Рысь поставил чайник на плиту. Оголодавший Зеленый листал книгу о вкусной и здоровой пище пятьдесят первого года выпуска. Аппетитные окорока и индюшки гнали желудочный сок, который надо было хотя бы разбавить чаем, тем самым снизив его опасную концентрацию.
От этих занятий их оторвал телефонный звонок.
— Не трогай! — Рысь буквально на лету срубил рванувшегося к трубке Зеленого. — Это может быть проверка.
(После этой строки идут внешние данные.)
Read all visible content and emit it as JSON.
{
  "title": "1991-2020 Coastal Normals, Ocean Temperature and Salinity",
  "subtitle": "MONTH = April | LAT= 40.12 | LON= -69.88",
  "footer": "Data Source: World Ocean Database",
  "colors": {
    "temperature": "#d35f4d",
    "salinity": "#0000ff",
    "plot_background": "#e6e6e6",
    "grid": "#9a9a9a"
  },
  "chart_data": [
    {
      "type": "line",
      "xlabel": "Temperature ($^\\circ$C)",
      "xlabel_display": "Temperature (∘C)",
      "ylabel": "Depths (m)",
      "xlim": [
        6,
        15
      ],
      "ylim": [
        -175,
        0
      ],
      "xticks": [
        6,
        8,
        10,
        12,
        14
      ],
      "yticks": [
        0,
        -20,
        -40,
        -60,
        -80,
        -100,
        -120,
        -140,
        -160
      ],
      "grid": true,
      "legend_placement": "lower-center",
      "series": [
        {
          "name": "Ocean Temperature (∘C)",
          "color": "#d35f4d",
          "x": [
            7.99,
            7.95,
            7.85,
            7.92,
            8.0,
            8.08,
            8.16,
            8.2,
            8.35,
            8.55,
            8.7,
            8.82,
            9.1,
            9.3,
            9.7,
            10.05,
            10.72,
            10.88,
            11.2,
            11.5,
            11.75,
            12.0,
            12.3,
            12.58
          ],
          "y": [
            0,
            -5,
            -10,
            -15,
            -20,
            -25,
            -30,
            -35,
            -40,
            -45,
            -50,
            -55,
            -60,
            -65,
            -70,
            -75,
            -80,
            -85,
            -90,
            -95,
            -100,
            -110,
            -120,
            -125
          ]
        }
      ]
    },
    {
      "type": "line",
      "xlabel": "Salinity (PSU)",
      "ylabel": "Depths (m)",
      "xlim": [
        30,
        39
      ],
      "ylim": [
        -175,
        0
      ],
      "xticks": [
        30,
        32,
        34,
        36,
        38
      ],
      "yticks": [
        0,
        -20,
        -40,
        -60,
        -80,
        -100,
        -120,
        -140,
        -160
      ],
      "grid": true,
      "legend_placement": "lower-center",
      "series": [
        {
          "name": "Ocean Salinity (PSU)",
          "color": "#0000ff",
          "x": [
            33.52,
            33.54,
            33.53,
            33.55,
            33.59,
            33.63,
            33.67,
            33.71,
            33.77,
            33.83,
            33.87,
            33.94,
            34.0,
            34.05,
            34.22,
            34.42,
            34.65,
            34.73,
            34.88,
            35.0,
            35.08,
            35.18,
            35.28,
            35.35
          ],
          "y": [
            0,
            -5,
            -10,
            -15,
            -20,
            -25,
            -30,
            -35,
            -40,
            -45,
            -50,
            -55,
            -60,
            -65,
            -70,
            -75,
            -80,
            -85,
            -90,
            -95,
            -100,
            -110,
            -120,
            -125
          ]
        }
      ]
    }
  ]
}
После десятого гудка телефон замолк, но через полминуты зазвонил снова. Голод улетучился. Еще восемь звонков нарушили тишину.
— Будем ждать гостей, — резюмировал Рысь.
Три щелчка, и патрон вошел в патронник. Электрошок «Ласка» и наручники «Нежность» легли на стол. Рысь покосился на лежавший на стуле бронежилет представительского класса «Модуль-С», буквально навязанный Адмиралом. Одевать, не одевать? Махнул рукой.
— К окну! — скомандовал он Зеленому.
Время тянулось бесконечно долго. Наконец тренькнул звонок в прихожей. Рысь бесшумно скользнул по полу и заглянул в глазок.
«О’кей!» — показал он один палец. Зеленый помотал головой и, показав два пальца, изобразил, как крутят руль. Двое на машине.
Звонок выдал еще одну трель. В скважину мягко вошел ключ, сделал два оборота в нижнем замке и легко его отомкнул. Затем ключ вошел в верхнюю скважину…
«Ну, милый, не подведи», — умолял Рысь.
Замок дважды щелкнул. Дверь мягко открылась.
Дальнейшее было делом техники. Точный удар в солнечное сплетение. Неожиданный посетитель скорчился пополам. Глаза его полезли из орбит, и он стал судорожно глотать воздух. Вторым ударом по шее Рысь завалил гостя на пороге и, схватив за шиворот, быстро втянул в квартиру. Наручники плотно охватили запястья.
— Тихо, хлопец! — Рысь прижал палец к губам. Ствол автомата точно лег между выпученными глазами. — Тихо!
Подхватив очумевшего от теплого приема парня, Рысь с Зеленым втащили его в комнату. На вид ему было лет двадцать пять. Под кожаной курткой угадывались крепкие бицепсы — если бы не неожиданность, ребятам пришлось бы туго. Оружие, конечно, давало некоторое преимущество, но исход рукопашной предугадать было трудно.